All dark magic came with a cost. But even if the ritual wasn’t full-blown necromancy, resurrection was still a risk.

Vain’s eyes gleamed with a mesmerizing iridescence. Up close, his irises shifted like colors on the surface of an oil slick. Deep purples and bright reds undulated with flashes of gold and silver. They glinted with grief and a small shimmer of hope.

“What’s stopping you from doing it? If you’re so powerful, why don’t you help him?” I demanded while choking down my sobs. “I’m not strong enough. You’ve seen it yourself. This is powerful dark magic, Vain. I’m not—I would need your ichor to even attempt something like this.”

Vain set the book on the nightstand and took a cautious step toward me. He held my face between his hands, forcing me to meet his gaze. “You are more than strong and capable enough to do anything, Ava. You don’t need me or my ichor. But my powers do have their limits, and this magic demands more cost than what I could give alone. It requires a measure of equal worth. A soul.”

My hand shook as I pressed it to my trembling lips. “He knew what it would cost and told you not to tell me, didn’t he?”

Vain nodded.

“So, this is really possible?”

“It is.”

I shook my head and clenched my jaw to stop my chin from wobbling. “Even if I could, I don’t have the ingredients necessary to do this spell.”

“I have them,” Vain said.

“What? How?” My skin prickled as the realization struck me.
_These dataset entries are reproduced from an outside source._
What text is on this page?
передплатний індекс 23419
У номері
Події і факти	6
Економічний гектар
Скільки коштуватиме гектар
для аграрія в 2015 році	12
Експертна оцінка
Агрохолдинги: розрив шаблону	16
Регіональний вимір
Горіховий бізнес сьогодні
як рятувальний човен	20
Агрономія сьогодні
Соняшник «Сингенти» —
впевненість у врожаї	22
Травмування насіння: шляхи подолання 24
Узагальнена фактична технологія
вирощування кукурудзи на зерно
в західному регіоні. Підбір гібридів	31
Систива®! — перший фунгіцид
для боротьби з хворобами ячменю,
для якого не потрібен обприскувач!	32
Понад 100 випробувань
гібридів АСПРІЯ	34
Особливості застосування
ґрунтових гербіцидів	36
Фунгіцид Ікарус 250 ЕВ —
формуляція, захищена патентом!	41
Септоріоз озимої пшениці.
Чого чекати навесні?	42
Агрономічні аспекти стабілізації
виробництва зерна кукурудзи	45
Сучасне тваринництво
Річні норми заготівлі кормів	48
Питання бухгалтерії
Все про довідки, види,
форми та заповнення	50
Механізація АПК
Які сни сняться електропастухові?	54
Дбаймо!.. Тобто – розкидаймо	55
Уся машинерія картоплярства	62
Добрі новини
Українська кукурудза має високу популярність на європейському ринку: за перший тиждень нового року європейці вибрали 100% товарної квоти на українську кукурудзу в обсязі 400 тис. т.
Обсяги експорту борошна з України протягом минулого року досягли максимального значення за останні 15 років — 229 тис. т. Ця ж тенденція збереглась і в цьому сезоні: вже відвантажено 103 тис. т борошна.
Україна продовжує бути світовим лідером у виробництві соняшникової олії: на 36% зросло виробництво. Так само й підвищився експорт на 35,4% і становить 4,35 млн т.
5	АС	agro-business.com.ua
“I knew that his death was inevitable, as did he. So, I prepared for it.” Vain shut his eyes and dragged in a breath before he continued. “I could not bear the thought of him dying.”

“Why?” I asked. The idea that a demon—an archdemon at that—could feel in such a way for a mortal soul was still so incomprehensible to me.

Vain shrugged, a strikingly human gesture. “I am not without my faults. I fell for him the same as you did.”

The pain gleaming in Vain’s eyes forced me to look away and concentrate on anywhere but him. I looked back down at the pages of the grimoire, taking in all I could of the spell until the words made my head spin.

Blood exchange. Soul-bound.

“It’s a binding ritual?”

“A soul for a soul.” He nodded, and I took two wobbling steps backwards away from that damned book. Away from Vain.

“It is your choice. I cannot…” he paused. “I will not force you. I know the ritual ceremony itself is…intensely intimate, and not one to be taken lightly.”